Not listed in Table 5, but gaining some popularity, is bone mass assessment using ultrasound. These techniques are based on measuring the speed of ultrasound at the calcaneus or patella, or ultrasound attenuation at these sites. While BMD measurements by ultrasound correlate only modestly with assessments of BMD in the same patients (14), they do appear to predict fracture risk (15). At this point, however, the precise role of ultrasound measurements in the evaluation of the patient with known or suspected osteoporosis remains to be clearly defined.

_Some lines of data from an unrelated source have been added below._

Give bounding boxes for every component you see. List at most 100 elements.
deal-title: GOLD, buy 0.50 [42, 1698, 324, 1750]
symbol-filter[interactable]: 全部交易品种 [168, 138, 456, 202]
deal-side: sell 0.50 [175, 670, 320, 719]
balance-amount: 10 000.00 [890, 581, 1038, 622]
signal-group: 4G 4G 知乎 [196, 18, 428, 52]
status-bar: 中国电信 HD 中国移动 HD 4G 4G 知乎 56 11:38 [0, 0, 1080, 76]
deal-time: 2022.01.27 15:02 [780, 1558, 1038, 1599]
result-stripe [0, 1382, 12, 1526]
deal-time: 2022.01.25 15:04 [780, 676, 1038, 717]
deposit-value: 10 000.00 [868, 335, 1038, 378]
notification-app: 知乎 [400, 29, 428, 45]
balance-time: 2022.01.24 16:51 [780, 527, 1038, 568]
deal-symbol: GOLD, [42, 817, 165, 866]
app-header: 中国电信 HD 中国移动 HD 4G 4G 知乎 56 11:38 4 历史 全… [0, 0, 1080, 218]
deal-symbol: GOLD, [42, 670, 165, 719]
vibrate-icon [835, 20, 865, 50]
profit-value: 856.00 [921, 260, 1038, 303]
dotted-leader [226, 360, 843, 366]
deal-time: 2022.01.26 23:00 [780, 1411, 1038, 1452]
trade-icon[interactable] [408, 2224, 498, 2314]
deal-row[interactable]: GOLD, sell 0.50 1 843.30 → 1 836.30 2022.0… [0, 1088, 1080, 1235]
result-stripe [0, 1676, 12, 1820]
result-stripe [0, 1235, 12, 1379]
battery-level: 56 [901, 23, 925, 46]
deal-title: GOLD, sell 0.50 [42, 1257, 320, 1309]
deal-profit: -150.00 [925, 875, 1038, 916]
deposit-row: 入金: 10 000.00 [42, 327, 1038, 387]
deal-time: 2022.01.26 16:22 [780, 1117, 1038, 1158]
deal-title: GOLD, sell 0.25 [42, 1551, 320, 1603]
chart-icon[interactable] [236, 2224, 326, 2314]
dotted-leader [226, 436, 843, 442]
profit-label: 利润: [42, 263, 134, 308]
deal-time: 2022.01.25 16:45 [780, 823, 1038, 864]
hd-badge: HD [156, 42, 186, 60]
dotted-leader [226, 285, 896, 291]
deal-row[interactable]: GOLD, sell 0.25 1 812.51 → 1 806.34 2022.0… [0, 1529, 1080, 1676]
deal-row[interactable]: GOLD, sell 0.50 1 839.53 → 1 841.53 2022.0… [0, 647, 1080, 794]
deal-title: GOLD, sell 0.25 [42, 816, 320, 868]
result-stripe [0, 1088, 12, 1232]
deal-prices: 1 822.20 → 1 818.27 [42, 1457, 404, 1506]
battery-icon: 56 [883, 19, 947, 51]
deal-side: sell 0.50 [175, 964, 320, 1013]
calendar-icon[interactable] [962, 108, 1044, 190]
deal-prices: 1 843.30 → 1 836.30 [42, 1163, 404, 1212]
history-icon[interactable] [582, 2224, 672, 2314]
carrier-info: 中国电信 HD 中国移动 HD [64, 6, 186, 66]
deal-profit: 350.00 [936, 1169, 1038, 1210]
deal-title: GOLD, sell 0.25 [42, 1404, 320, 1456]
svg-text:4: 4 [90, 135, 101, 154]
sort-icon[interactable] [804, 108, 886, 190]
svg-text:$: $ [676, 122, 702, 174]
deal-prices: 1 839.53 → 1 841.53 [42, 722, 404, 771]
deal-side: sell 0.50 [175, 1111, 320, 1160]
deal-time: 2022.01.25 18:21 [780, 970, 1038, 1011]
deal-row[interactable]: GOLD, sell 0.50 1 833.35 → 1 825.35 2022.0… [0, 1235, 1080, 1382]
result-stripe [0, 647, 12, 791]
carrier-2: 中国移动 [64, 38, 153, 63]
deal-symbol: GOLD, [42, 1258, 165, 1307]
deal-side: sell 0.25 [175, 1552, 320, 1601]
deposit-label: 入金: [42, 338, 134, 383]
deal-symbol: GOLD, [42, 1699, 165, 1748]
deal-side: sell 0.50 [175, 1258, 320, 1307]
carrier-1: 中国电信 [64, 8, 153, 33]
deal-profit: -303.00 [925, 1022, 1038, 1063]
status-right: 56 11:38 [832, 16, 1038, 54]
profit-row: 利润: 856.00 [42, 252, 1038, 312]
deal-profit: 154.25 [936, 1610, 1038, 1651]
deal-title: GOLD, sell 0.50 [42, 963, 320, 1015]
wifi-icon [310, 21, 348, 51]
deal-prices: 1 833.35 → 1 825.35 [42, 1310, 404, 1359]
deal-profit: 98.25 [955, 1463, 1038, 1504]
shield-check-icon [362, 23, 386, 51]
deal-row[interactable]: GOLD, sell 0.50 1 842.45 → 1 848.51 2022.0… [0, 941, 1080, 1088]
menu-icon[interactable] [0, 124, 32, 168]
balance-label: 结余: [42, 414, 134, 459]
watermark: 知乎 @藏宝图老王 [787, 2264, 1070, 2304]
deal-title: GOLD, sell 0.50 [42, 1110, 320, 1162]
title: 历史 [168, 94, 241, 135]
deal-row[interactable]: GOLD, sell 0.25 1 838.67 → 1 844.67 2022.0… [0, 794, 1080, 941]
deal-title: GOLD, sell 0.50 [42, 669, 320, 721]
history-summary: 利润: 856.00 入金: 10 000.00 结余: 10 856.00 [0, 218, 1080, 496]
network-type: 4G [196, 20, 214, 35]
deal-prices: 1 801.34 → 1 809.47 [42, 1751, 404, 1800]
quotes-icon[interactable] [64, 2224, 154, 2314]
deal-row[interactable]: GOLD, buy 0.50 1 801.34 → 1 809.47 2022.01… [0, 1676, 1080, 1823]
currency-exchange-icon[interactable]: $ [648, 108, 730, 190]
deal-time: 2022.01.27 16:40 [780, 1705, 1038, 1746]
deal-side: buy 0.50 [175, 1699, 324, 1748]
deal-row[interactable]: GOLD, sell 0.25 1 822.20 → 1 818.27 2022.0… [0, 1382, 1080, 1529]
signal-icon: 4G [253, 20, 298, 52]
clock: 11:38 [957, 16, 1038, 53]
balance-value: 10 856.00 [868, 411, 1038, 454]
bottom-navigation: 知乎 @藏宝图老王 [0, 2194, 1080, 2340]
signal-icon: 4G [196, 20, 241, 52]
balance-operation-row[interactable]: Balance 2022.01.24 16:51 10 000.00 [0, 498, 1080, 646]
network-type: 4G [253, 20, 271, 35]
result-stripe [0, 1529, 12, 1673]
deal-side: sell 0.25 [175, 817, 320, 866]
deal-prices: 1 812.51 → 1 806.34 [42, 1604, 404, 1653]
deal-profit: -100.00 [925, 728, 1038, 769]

In summary, while a number of techniques for assessment of bone mass are available, the most widely used method currently is DXA. For most patients, this is likely the single BMD test to use. In general a spine and hip measurement is obtained, with greatest reliance placed on either the femoral neck or total hip measurement. Under certain circumstances, a forearm measurement may be necessary, as in a patient with spinal degenerative changes and bilateral hip replacements. In addition, patients with primary hyperparathyroidism often have disproportionate losses of cortical bone (16), and forearm measurements are recommended in these patients to help define their fracture risk and possible indications for parathyroid surgery. If possible, the addition of VFA to DXA in order to evaluate the patient for the presence of existing vertebral fractures may help identify individuals with existing fractures who should be treated.

Having obtained a bone mass measurement, the clinician needs to be aware of the current criteria for making a diagnosis of osteoporosis or osteopenia. Absolute BMD measurements (unlike blood pressure readings or serum cholesterol levels) cannot be used, since BMD measurements obtained on densitometers made by different manufacturers often give different results in gm/cm2. In part to circumvent this problem and more importantly, in order to define osteoporosis on the basis on bone density (without requiring the presence of fragility fractures), the World Health Organization (WHO) convened an expert panel to help formulate the criteria for making a diagnosis of osteoporosis. The recommendations of this panel have now been widely accepted, and are summarized in Table 6 (17).

The cornerstone of these criteria is to define osteoporosis on the basis of comparisons with peak adult bone mass, using T-scores (or SD deviations compared to young normal individuals). The WHO criteria were formulated for women, so the normative data are based on peak bone mass as measured in healthy young women. The issue of how to define osteoporosis in men was not addressed by the WHO panel, and remains somewhat contentious. As noted above, since men have higher "areal" BMD by DXA than women, using female normative data would result in very few men being defined as having osteoporosis (considerably lower, in fact, than the estimated lifetime risk of fracture in men (18)). As such, the WHO criteria are being applied to men based on gender specific normative data (i.e. using T-scores based on BMD in young normal men). This seems to be a reasonable approach at present, pending more definitive data on the relationship between BMD and fracture risk in men.

In addition to the T-score, a Z-score (or SD units the patient is above or below the mean age-matched BMD at that site) is often also provided. The main utility of the Z-score is that if it is below -2.0, the clinician should be aware that the patient has a disproportionate amount of bone loss relative to her or his peers, and likely warrants a more thorough evaluation for possible secondary causes.

It is also important to note that a world-wide effort currently underway involves the use of a combination of BMD with clinical risk factors in order to provide the physician and patient with absolute fracture risks (e.g., in % per 5 or 10 years). This is being led by a number of organizations, and once implemented, may help further in cost-effective decision making.